How Can We Be Sure That Sustainability Targets and Measures Apply To These Significant But Finite Ventures In The Public And Private Sectors?

Organisations need to develop a pervasive culture that brings the sustainability agenda to life in their project and programme management behaviours. This allows proper consideration of the constraints and helps identify what can be prioritised to meet the organisation’s sustainability goals and targets. The information identified by impact analysis and prioritisation is critical to the success of the project and programme, but that success is only achieved when the information is available and shared with stakeholders, decision groups and the project or programme team, and is routinely refreshed and reassessed.

What’s missing from the existing approaches that assess and define a programme of work or project?

  1. Organisations must develop a culture of sponsorship and accountability for sustainability priorities in project and programme delivery.
  2. Sustainability targets and outcomes must be planned into projects and programmes, not as a ‘nice to have’ but essential deliverables. For example, targets relating to the utilisation of human resources, IT and physical assets, internal and external services – these are especially relevant to new tech capabilities and organisation transformation.

The Association for Project Management (APM) believes sustainability involves balancing different concerns: environment, such as climate change; society, such as community; economy, such as affordability; and administration, such as health and safety. It suggests that when these four elements are considered, we can build sustainability into projects and it recommends that project professionals take responsibility to ensure that their work minimises, or ideally positively affects, ongoing sustainability. Similarly, the Project Management Institute (PMI) provides various approaches to incorporating sustainability into projects, from quick guides to goal setting frameworks.

The most important element that’s typically missing from project delivery is responsibility for sustainability – making the project accountable for its impact and taking steps to a have a positive influence. These accountabilities should be defined during the early planning and discovery phases and considered alongside the constraint analysis and initial priority setting as discussed above. Sustainability is no longer an add-on to be addressed when issues arise, but a key responsibility for the project team and must have the right measures and metrics to check performance against agreed targets. Accountabilities should also be considered in terms of project handover and benefits measurement.

The 17 goals of UN Sustainable Development point to the values and behaviours that need to be considered. Already utilised in large scale UK government infrastructure projects, they can be a reference for any project wanting to contribute to sustainability. A simple Project/Programme checklist can be created in which each of the 17 goals is assessed as appropriate and the results incorporated into the project delivery accountabilities. For example, Goal 12 on Responsible Consumption and Production references electronic waste, which has grown by 38% but less than 20% is recycled. It makes us think about how we buy and utilise equipment, how our procurement strategy deals with that issue, and how we could exercise pressure on suppliers to adopt sustainable practices.

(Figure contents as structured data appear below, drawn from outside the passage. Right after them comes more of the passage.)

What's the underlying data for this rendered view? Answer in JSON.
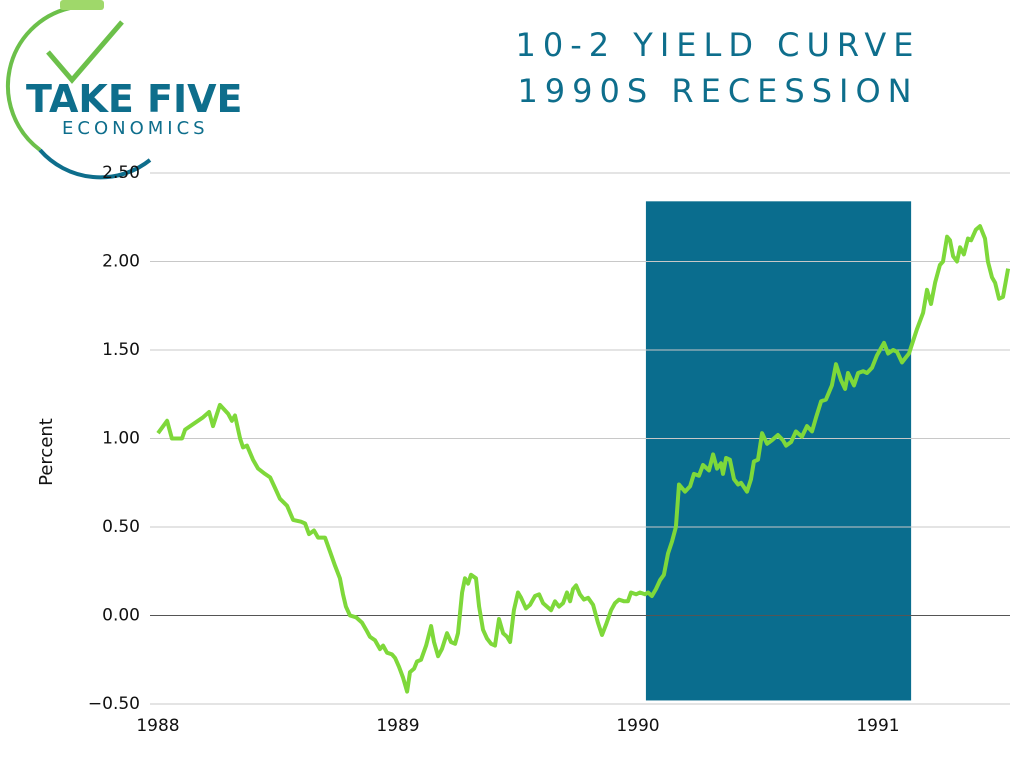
{
  "chart_data": {
    "type": "line",
    "title": "10-2 YIELD CURVE",
    "subtitle": "1990S RECESSION",
    "logo_text": [
      "TAKE FIVE",
      "ECONOMICS"
    ],
    "ylabel": "Percent",
    "xlim": [
      1988,
      1991.55
    ],
    "xticks": [
      1988,
      1989,
      1990,
      1991
    ],
    "ylim": [
      -0.5,
      2.5
    ],
    "yticks": [
      {
        "value": -0.5,
        "label": "−0.50"
      },
      {
        "value": 0,
        "label": "0.00"
      },
      {
        "value": 0.5,
        "label": "0.50"
      },
      {
        "value": 1,
        "label": "1.00"
      },
      {
        "value": 1.5,
        "label": "1.50"
      },
      {
        "value": 2,
        "label": "2.00"
      },
      {
        "value": 2.5,
        "label": "2.50"
      }
    ],
    "grid": true,
    "shaded_region": {
      "x": [
        1990.033,
        1991.138
      ],
      "y": [
        -0.48,
        2.34
      ],
      "color": "#0a6d8e"
    },
    "x": [
      1988.0,
      1988.038,
      1988.058,
      1988.1,
      1988.113,
      1988.188,
      1988.213,
      1988.229,
      1988.258,
      1988.292,
      1988.308,
      1988.321,
      1988.342,
      1988.354,
      1988.371,
      1988.396,
      1988.417,
      1988.446,
      1988.467,
      1988.488,
      1988.508,
      1988.538,
      1988.563,
      1988.596,
      1988.613,
      1988.629,
      1988.65,
      1988.667,
      1988.696,
      1988.717,
      1988.738,
      1988.758,
      1988.771,
      1988.783,
      1988.8,
      1988.825,
      1988.85,
      1988.867,
      1988.883,
      1988.904,
      1988.925,
      1988.938,
      1988.954,
      1988.975,
      1988.988,
      1989.004,
      1989.021,
      1989.038,
      1989.05,
      1989.067,
      1989.079,
      1989.096,
      1989.117,
      1989.138,
      1989.15,
      1989.167,
      1989.183,
      1989.204,
      1989.221,
      1989.238,
      1989.25,
      1989.267,
      1989.279,
      1989.292,
      1989.304,
      1989.325,
      1989.338,
      1989.354,
      1989.371,
      1989.388,
      1989.404,
      1989.421,
      1989.438,
      1989.454,
      1989.467,
      1989.483,
      1989.5,
      1989.513,
      1989.533,
      1989.55,
      1989.571,
      1989.588,
      1989.604,
      1989.621,
      1989.638,
      1989.654,
      1989.671,
      1989.688,
      1989.704,
      1989.717,
      1989.729,
      1989.742,
      1989.758,
      1989.775,
      1989.792,
      1989.813,
      1989.833,
      1989.85,
      1989.867,
      1989.888,
      1989.904,
      1989.921,
      1989.942,
      1989.958,
      1989.971,
      1989.992,
      1990.008,
      1990.029,
      1990.042,
      1990.058,
      1990.075,
      1990.092,
      1990.108,
      1990.125,
      1990.142,
      1990.158,
      1990.171,
      1990.196,
      1990.217,
      1990.233,
      1990.254,
      1990.271,
      1990.296,
      1990.313,
      1990.329,
      1990.346,
      1990.354,
      1990.367,
      1990.383,
      1990.4,
      1990.417,
      1990.429,
      1990.454,
      1990.471,
      1990.483,
      1990.5,
      1990.517,
      1990.538,
      1990.558,
      1990.583,
      1990.604,
      1990.617,
      1990.638,
      1990.658,
      1990.683,
      1990.704,
      1990.725,
      1990.742,
      1990.763,
      1990.783,
      1990.808,
      1990.825,
      1990.846,
      1990.863,
      1990.875,
      1990.9,
      1990.917,
      1990.938,
      1990.954,
      1990.975,
      1990.996,
      1991.025,
      1991.042,
      1991.063,
      1991.079,
      1991.1,
      1991.117,
      1991.129,
      1991.146,
      1991.163,
      1991.188,
      1991.204,
      1991.221,
      1991.238,
      1991.258,
      1991.271,
      1991.288,
      1991.3,
      1991.313,
      1991.329,
      1991.342,
      1991.358,
      1991.375,
      1991.388,
      1991.408,
      1991.425,
      1991.446,
      1991.458,
      1991.475,
      1991.488,
      1991.504,
      1991.521,
      1991.542
    ],
    "series": [
      {
        "color": "#7ed83a",
        "values": [
          1.03,
          1.1,
          1.0,
          1.0,
          1.05,
          1.12,
          1.15,
          1.07,
          1.19,
          1.14,
          1.1,
          1.13,
          1.0,
          0.95,
          0.96,
          0.88,
          0.83,
          0.8,
          0.78,
          0.72,
          0.66,
          0.62,
          0.54,
          0.53,
          0.52,
          0.46,
          0.48,
          0.44,
          0.44,
          0.36,
          0.28,
          0.21,
          0.12,
          0.05,
          0.0,
          -0.01,
          -0.04,
          -0.08,
          -0.12,
          -0.14,
          -0.19,
          -0.17,
          -0.21,
          -0.22,
          -0.24,
          -0.29,
          -0.35,
          -0.43,
          -0.32,
          -0.3,
          -0.26,
          -0.25,
          -0.17,
          -0.06,
          -0.15,
          -0.23,
          -0.19,
          -0.1,
          -0.15,
          -0.16,
          -0.1,
          0.13,
          0.21,
          0.18,
          0.23,
          0.21,
          0.05,
          -0.08,
          -0.13,
          -0.16,
          -0.17,
          -0.02,
          -0.1,
          -0.12,
          -0.15,
          0.03,
          0.13,
          0.1,
          0.04,
          0.06,
          0.11,
          0.12,
          0.07,
          0.05,
          0.03,
          0.08,
          0.05,
          0.07,
          0.13,
          0.08,
          0.15,
          0.17,
          0.12,
          0.09,
          0.1,
          0.06,
          -0.04,
          -0.11,
          -0.05,
          0.03,
          0.07,
          0.09,
          0.08,
          0.08,
          0.13,
          0.12,
          0.13,
          0.12,
          0.13,
          0.11,
          0.15,
          0.2,
          0.23,
          0.35,
          0.42,
          0.5,
          0.74,
          0.7,
          0.73,
          0.8,
          0.79,
          0.85,
          0.82,
          0.91,
          0.83,
          0.86,
          0.8,
          0.89,
          0.88,
          0.77,
          0.74,
          0.75,
          0.7,
          0.77,
          0.87,
          0.88,
          1.03,
          0.97,
          0.99,
          1.02,
          0.99,
          0.96,
          0.98,
          1.04,
          1.01,
          1.07,
          1.04,
          1.12,
          1.21,
          1.22,
          1.3,
          1.42,
          1.33,
          1.28,
          1.37,
          1.3,
          1.37,
          1.38,
          1.37,
          1.4,
          1.47,
          1.54,
          1.48,
          1.5,
          1.49,
          1.43,
          1.46,
          1.48,
          1.55,
          1.62,
          1.71,
          1.84,
          1.76,
          1.88,
          1.98,
          2.0,
          2.14,
          2.12,
          2.03,
          2.0,
          2.08,
          2.04,
          2.13,
          2.12,
          2.18,
          2.2,
          2.13,
          2.0,
          1.91,
          1.88,
          1.79,
          1.8,
          1.96
        ]
      }
    ]
  }
}
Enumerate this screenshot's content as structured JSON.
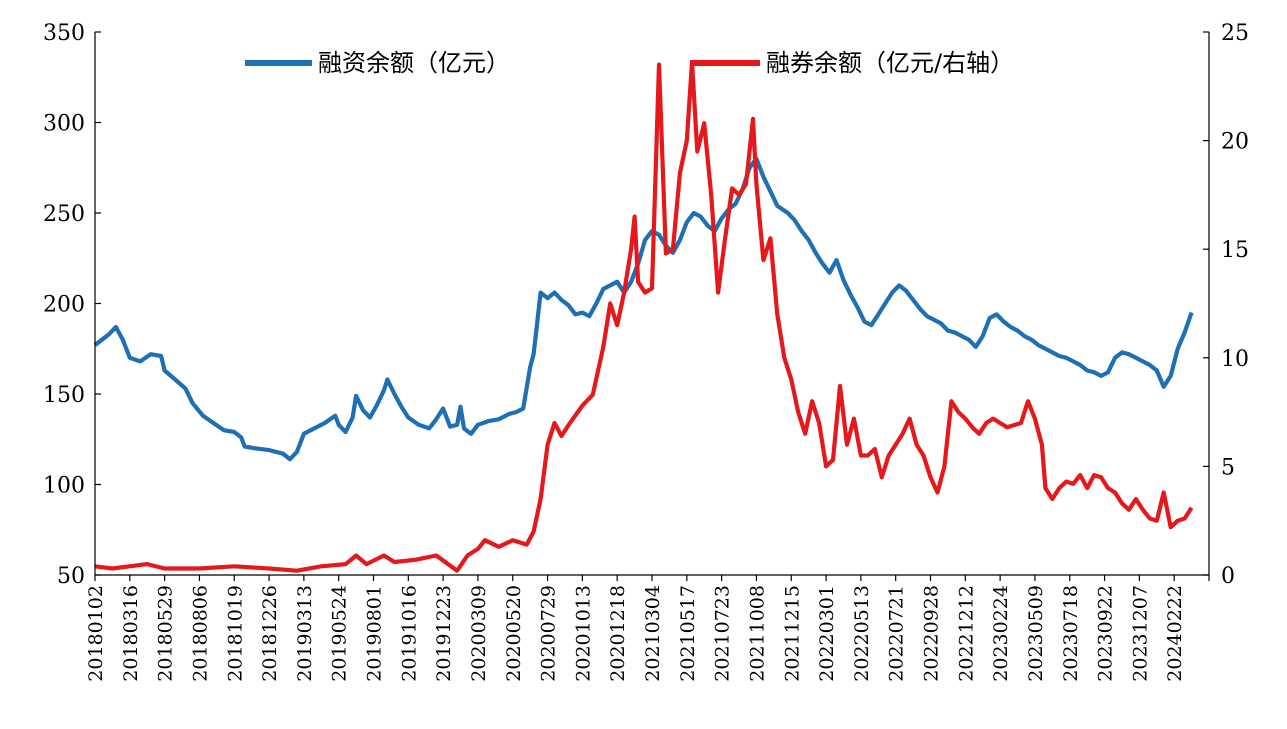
{
  "chart_data": {
    "type": "line",
    "title": "",
    "grid": false,
    "legend_position": "top",
    "y_left": {
      "min": 50,
      "max": 350,
      "ticks": [
        50,
        100,
        150,
        200,
        250,
        300,
        350
      ]
    },
    "y_right": {
      "min": 0,
      "max": 25,
      "ticks": [
        0,
        5,
        10,
        15,
        20,
        25
      ]
    },
    "x_tick_labels": [
      "20180102",
      "20180316",
      "20180529",
      "20180806",
      "20181019",
      "20181226",
      "20190313",
      "20190524",
      "20190801",
      "20191016",
      "20191223",
      "20200309",
      "20200520",
      "20200729",
      "20201013",
      "20201218",
      "20210304",
      "20210517",
      "20210723",
      "20211008",
      "20211215",
      "20220301",
      "20220513",
      "20220721",
      "20220928",
      "20221212",
      "20230224",
      "20230509",
      "20230718",
      "20230922",
      "20231207",
      "20240222"
    ],
    "series": [
      {
        "name": "融资余额（亿元）",
        "axis": "left",
        "color": "#1f6fb5",
        "points": [
          [
            0,
            177
          ],
          [
            0.2,
            180
          ],
          [
            0.4,
            183
          ],
          [
            0.6,
            187
          ],
          [
            0.8,
            180
          ],
          [
            1,
            170
          ],
          [
            1.3,
            168
          ],
          [
            1.6,
            172
          ],
          [
            1.9,
            171
          ],
          [
            2,
            163
          ],
          [
            2.3,
            158
          ],
          [
            2.6,
            153
          ],
          [
            2.8,
            145
          ],
          [
            3.1,
            138
          ],
          [
            3.4,
            134
          ],
          [
            3.7,
            130
          ],
          [
            4,
            129
          ],
          [
            4.2,
            126
          ],
          [
            4.3,
            121
          ],
          [
            4.6,
            120
          ],
          [
            5,
            119
          ],
          [
            5.4,
            117
          ],
          [
            5.6,
            114
          ],
          [
            5.8,
            118
          ],
          [
            6,
            128
          ],
          [
            6.3,
            131
          ],
          [
            6.6,
            134
          ],
          [
            6.9,
            138
          ],
          [
            7,
            133
          ],
          [
            7.2,
            129
          ],
          [
            7.4,
            137
          ],
          [
            7.5,
            149
          ],
          [
            7.7,
            141
          ],
          [
            7.9,
            137
          ],
          [
            8.1,
            144
          ],
          [
            8.3,
            152
          ],
          [
            8.4,
            158
          ],
          [
            8.6,
            150
          ],
          [
            8.8,
            143
          ],
          [
            9,
            137
          ],
          [
            9.3,
            133
          ],
          [
            9.6,
            131
          ],
          [
            9.8,
            136
          ],
          [
            10,
            142
          ],
          [
            10.2,
            132
          ],
          [
            10.4,
            133
          ],
          [
            10.5,
            143
          ],
          [
            10.6,
            131
          ],
          [
            10.8,
            128
          ],
          [
            11,
            133
          ],
          [
            11.3,
            135
          ],
          [
            11.6,
            136
          ],
          [
            11.9,
            139
          ],
          [
            12.1,
            140
          ],
          [
            12.3,
            142
          ],
          [
            12.5,
            165
          ],
          [
            12.6,
            172
          ],
          [
            12.8,
            206
          ],
          [
            13,
            203
          ],
          [
            13.2,
            206
          ],
          [
            13.4,
            202
          ],
          [
            13.6,
            199
          ],
          [
            13.8,
            194
          ],
          [
            14,
            195
          ],
          [
            14.2,
            193
          ],
          [
            14.4,
            200
          ],
          [
            14.6,
            208
          ],
          [
            14.8,
            210
          ],
          [
            15,
            212
          ],
          [
            15.2,
            206
          ],
          [
            15.4,
            212
          ],
          [
            15.6,
            222
          ],
          [
            15.8,
            235
          ],
          [
            16,
            240
          ],
          [
            16.2,
            238
          ],
          [
            16.4,
            232
          ],
          [
            16.6,
            228
          ],
          [
            16.8,
            235
          ],
          [
            17,
            245
          ],
          [
            17.2,
            250
          ],
          [
            17.4,
            248
          ],
          [
            17.6,
            243
          ],
          [
            17.8,
            240
          ],
          [
            18,
            247
          ],
          [
            18.2,
            252
          ],
          [
            18.4,
            255
          ],
          [
            18.6,
            263
          ],
          [
            18.8,
            275
          ],
          [
            19,
            280
          ],
          [
            19.2,
            270
          ],
          [
            19.4,
            262
          ],
          [
            19.6,
            254
          ],
          [
            19.9,
            250
          ],
          [
            20.1,
            246
          ],
          [
            20.3,
            240
          ],
          [
            20.5,
            235
          ],
          [
            20.7,
            228
          ],
          [
            20.9,
            222
          ],
          [
            21.1,
            217
          ],
          [
            21.3,
            224
          ],
          [
            21.5,
            213
          ],
          [
            21.7,
            205
          ],
          [
            21.9,
            198
          ],
          [
            22.1,
            190
          ],
          [
            22.3,
            188
          ],
          [
            22.5,
            194
          ],
          [
            22.7,
            200
          ],
          [
            22.9,
            206
          ],
          [
            23.1,
            210
          ],
          [
            23.3,
            207
          ],
          [
            23.5,
            202
          ],
          [
            23.7,
            197
          ],
          [
            23.9,
            193
          ],
          [
            24.1,
            191
          ],
          [
            24.3,
            189
          ],
          [
            24.5,
            185
          ],
          [
            24.7,
            184
          ],
          [
            24.9,
            182
          ],
          [
            25.1,
            180
          ],
          [
            25.3,
            176
          ],
          [
            25.5,
            182
          ],
          [
            25.7,
            192
          ],
          [
            25.9,
            194
          ],
          [
            26.1,
            190
          ],
          [
            26.3,
            187
          ],
          [
            26.5,
            185
          ],
          [
            26.7,
            182
          ],
          [
            26.9,
            180
          ],
          [
            27.1,
            177
          ],
          [
            27.3,
            175
          ],
          [
            27.5,
            173
          ],
          [
            27.7,
            171
          ],
          [
            27.9,
            170
          ],
          [
            28.1,
            168
          ],
          [
            28.3,
            166
          ],
          [
            28.5,
            163
          ],
          [
            28.7,
            162
          ],
          [
            28.9,
            160
          ],
          [
            29.1,
            162
          ],
          [
            29.3,
            170
          ],
          [
            29.5,
            173
          ],
          [
            29.7,
            172
          ],
          [
            29.9,
            170
          ],
          [
            30.1,
            168
          ],
          [
            30.3,
            166
          ],
          [
            30.5,
            163
          ],
          [
            30.7,
            154
          ],
          [
            30.9,
            160
          ],
          [
            31.1,
            175
          ],
          [
            31.3,
            184
          ],
          [
            31.5,
            195
          ]
        ]
      },
      {
        "name": "融券余额（亿元/右轴）",
        "axis": "right",
        "color": "#e5191c",
        "points": [
          [
            0,
            0.4
          ],
          [
            0.5,
            0.3
          ],
          [
            1,
            0.4
          ],
          [
            1.5,
            0.5
          ],
          [
            2,
            0.3
          ],
          [
            3,
            0.3
          ],
          [
            4,
            0.4
          ],
          [
            5,
            0.3
          ],
          [
            5.8,
            0.2
          ],
          [
            6.5,
            0.4
          ],
          [
            7.2,
            0.5
          ],
          [
            7.5,
            0.9
          ],
          [
            7.8,
            0.5
          ],
          [
            8.3,
            0.9
          ],
          [
            8.6,
            0.6
          ],
          [
            9.2,
            0.7
          ],
          [
            9.8,
            0.9
          ],
          [
            10.4,
            0.2
          ],
          [
            10.7,
            0.9
          ],
          [
            11,
            1.2
          ],
          [
            11.2,
            1.6
          ],
          [
            11.6,
            1.3
          ],
          [
            12,
            1.6
          ],
          [
            12.4,
            1.4
          ],
          [
            12.6,
            2.0
          ],
          [
            12.8,
            3.5
          ],
          [
            13,
            6.0
          ],
          [
            13.2,
            7.0
          ],
          [
            13.4,
            6.4
          ],
          [
            13.6,
            6.9
          ],
          [
            14,
            7.8
          ],
          [
            14.3,
            8.3
          ],
          [
            14.6,
            10.5
          ],
          [
            14.8,
            12.5
          ],
          [
            15,
            11.5
          ],
          [
            15.2,
            13.0
          ],
          [
            15.4,
            15.0
          ],
          [
            15.5,
            16.5
          ],
          [
            15.6,
            13.5
          ],
          [
            15.8,
            13.0
          ],
          [
            16,
            13.2
          ],
          [
            16.2,
            23.5
          ],
          [
            16.4,
            14.8
          ],
          [
            16.6,
            15.0
          ],
          [
            16.8,
            18.5
          ],
          [
            17,
            20.0
          ],
          [
            17.15,
            23.6
          ],
          [
            17.3,
            19.5
          ],
          [
            17.5,
            20.8
          ],
          [
            17.7,
            17.5
          ],
          [
            17.9,
            13.0
          ],
          [
            18.1,
            15.5
          ],
          [
            18.3,
            17.8
          ],
          [
            18.5,
            17.5
          ],
          [
            18.7,
            18.0
          ],
          [
            18.9,
            21.0
          ],
          [
            19,
            18.0
          ],
          [
            19.2,
            14.5
          ],
          [
            19.4,
            15.5
          ],
          [
            19.6,
            12.0
          ],
          [
            19.8,
            10.0
          ],
          [
            20,
            9.0
          ],
          [
            20.2,
            7.5
          ],
          [
            20.4,
            6.5
          ],
          [
            20.6,
            8.0
          ],
          [
            20.8,
            7.0
          ],
          [
            21,
            5.0
          ],
          [
            21.2,
            5.3
          ],
          [
            21.4,
            8.7
          ],
          [
            21.6,
            6.0
          ],
          [
            21.8,
            7.2
          ],
          [
            22,
            5.5
          ],
          [
            22.2,
            5.5
          ],
          [
            22.4,
            5.8
          ],
          [
            22.6,
            4.5
          ],
          [
            22.8,
            5.5
          ],
          [
            23,
            6.0
          ],
          [
            23.2,
            6.5
          ],
          [
            23.4,
            7.2
          ],
          [
            23.6,
            6.0
          ],
          [
            23.8,
            5.5
          ],
          [
            24,
            4.5
          ],
          [
            24.2,
            3.8
          ],
          [
            24.4,
            5.0
          ],
          [
            24.6,
            8.0
          ],
          [
            24.8,
            7.5
          ],
          [
            25,
            7.2
          ],
          [
            25.2,
            6.8
          ],
          [
            25.4,
            6.5
          ],
          [
            25.6,
            7.0
          ],
          [
            25.8,
            7.2
          ],
          [
            26,
            7.0
          ],
          [
            26.2,
            6.8
          ],
          [
            26.4,
            6.9
          ],
          [
            26.6,
            7.0
          ],
          [
            26.8,
            8.0
          ],
          [
            27,
            7.2
          ],
          [
            27.2,
            6.0
          ],
          [
            27.3,
            4.0
          ],
          [
            27.5,
            3.5
          ],
          [
            27.7,
            4.0
          ],
          [
            27.9,
            4.3
          ],
          [
            28.1,
            4.2
          ],
          [
            28.3,
            4.6
          ],
          [
            28.5,
            4.0
          ],
          [
            28.7,
            4.6
          ],
          [
            28.9,
            4.5
          ],
          [
            29.1,
            4.0
          ],
          [
            29.3,
            3.8
          ],
          [
            29.5,
            3.3
          ],
          [
            29.7,
            3.0
          ],
          [
            29.9,
            3.5
          ],
          [
            30.1,
            3.0
          ],
          [
            30.3,
            2.6
          ],
          [
            30.5,
            2.5
          ],
          [
            30.7,
            3.8
          ],
          [
            30.9,
            2.2
          ],
          [
            31.1,
            2.5
          ],
          [
            31.3,
            2.6
          ],
          [
            31.5,
            3.1
          ]
        ]
      }
    ]
  }
}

The BJSS Programme Sustainability Canvas aligns with the 17 UN Sustainable Development goals and the critical success factors for sustainability improvement - driving accountability and focus through clear objectives, building in agility to adjust course and testing ideas early to inform direction.

Given these success factors, our approach to delivering and scaling sustainable business solutions focusses on delivering meaningful, sustainable change using innovation, creativity, and the application of green software and design principles to stop complexity, information gaps and uncertainty limiting progress.